Linklaters has virtualized 80% of its servers with VMware, but recently considered adopting Hyper-V for a project to virtualize servers in small branch offices around the world. Using Hyper-V, a free add-on of Windows Server, would have saved some money. But the law firm instead stuck with VMware for the branch office project to avoid complications in IT management. This, for example, allows Linklaters to use the same virtual machine templates in branch offices as it does in the data center.

"We decided against [Hyper-V] purely because of the in-house knowledge we have of VMware," Bennett says.

In addition to customers' knowledge of VMware technology, VMware's use of long-term enterprise license agreements (ELA) makes it difficult to switch, says Nik Gibson, the enterprise desktop practice leader at Forsythe, a technology consulting firm.
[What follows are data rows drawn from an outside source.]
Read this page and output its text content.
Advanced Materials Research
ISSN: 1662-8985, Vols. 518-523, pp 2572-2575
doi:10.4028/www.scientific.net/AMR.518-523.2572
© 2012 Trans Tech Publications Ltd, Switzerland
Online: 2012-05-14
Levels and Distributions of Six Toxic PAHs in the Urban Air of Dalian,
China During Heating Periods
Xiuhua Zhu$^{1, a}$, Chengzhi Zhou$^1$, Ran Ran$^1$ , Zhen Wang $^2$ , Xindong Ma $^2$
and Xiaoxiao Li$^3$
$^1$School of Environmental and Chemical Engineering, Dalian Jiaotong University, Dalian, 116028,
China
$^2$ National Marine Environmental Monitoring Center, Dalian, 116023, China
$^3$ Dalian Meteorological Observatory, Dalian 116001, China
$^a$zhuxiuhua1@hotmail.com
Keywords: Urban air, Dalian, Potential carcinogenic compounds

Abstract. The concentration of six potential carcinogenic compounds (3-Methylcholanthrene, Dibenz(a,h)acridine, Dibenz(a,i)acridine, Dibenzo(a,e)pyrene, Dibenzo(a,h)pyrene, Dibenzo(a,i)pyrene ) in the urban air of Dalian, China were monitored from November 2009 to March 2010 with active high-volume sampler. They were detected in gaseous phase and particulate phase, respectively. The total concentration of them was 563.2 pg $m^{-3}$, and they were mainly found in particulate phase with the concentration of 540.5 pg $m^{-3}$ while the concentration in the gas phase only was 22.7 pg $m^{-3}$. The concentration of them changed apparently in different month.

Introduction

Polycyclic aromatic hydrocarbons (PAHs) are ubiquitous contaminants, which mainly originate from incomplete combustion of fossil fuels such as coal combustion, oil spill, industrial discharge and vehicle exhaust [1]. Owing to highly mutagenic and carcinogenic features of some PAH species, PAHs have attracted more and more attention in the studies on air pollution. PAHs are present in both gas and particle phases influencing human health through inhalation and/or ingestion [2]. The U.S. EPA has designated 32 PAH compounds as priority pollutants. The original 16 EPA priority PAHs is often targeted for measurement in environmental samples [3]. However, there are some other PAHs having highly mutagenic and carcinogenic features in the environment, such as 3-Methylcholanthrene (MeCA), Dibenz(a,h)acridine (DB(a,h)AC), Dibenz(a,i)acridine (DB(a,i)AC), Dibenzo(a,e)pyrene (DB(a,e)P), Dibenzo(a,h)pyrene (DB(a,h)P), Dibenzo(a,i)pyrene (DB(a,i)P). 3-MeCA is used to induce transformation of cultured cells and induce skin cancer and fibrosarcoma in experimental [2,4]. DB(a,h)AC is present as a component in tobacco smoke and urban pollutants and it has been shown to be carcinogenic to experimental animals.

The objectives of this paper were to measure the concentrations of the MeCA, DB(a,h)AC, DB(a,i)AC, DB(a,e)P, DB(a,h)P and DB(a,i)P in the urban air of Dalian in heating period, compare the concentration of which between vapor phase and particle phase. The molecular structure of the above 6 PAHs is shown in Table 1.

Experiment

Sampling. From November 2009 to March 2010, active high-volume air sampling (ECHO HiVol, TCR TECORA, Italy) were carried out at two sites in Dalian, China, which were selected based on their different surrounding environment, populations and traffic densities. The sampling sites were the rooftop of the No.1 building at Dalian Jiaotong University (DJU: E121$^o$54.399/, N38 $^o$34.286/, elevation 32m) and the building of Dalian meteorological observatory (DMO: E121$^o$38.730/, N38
Gibson is also a former employee of both VMware and Citrix.

"VMware does a great job getting ELAs out to customers. If you've invested that heavily, you're probably not going to be bringing another hypervisor into the mix," Gibson says. "VMware's done a great job locking a lot of these big customers in."

Bennett says Hyper-V is a good product overall and that some of his staff members use it informally for test and development. The only major problem Bennett sees in Hyper-V is its organization of storage, which he says is more complicated than VMware and more difficult to manage.
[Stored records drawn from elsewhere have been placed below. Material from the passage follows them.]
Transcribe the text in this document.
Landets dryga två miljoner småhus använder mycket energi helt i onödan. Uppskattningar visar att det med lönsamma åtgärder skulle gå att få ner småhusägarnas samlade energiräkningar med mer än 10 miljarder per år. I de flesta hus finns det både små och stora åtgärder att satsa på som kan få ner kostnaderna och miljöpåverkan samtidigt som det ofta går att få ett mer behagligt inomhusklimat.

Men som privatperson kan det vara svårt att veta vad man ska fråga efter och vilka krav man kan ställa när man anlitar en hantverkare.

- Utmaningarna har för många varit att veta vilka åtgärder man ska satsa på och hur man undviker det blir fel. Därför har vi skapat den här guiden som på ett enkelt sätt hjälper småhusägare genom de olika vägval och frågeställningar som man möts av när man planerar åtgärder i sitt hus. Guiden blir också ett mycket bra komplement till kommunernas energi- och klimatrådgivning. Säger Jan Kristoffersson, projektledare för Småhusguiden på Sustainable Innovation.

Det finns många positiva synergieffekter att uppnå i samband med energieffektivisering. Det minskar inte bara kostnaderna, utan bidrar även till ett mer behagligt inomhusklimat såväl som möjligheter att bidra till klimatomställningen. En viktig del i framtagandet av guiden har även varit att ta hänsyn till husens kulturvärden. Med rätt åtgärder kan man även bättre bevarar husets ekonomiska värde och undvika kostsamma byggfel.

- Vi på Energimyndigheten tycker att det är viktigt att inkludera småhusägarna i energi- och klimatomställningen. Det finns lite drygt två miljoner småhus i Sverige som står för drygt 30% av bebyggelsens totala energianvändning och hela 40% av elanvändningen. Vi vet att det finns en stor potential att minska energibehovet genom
The same issue was reported by Josh Gray, an engineer at Aurora Bank in Denver. Aurora uses VMware for its server virtualization deployment, but Gray says "I've played around with Hyper-V, just really briefly in a Microsoft lab."

Gray says connecting storage to virtual machines requires more steps in Hyper-V than it does in VMware, making the management process a bit more of a hassle.

"Microsoft has a long way to go [in virtualization], kind of like their mobile phones," Gray says. "It will have to be extensive, groundbreaking stuff in order to really steal that market share."

Raci Dearmas, lead engineer at Overlake Hospital in Bellevue, Wash., also tested Hyper-V and says "It was a lot more complex to manage. Not only that, but having a team that is already familiar with VMware, to go to something totally different and manage two separate systems wasn't ideal for us."

Configuration of virtual LANs is one area in which Dearmas says Hyper-V was problematic.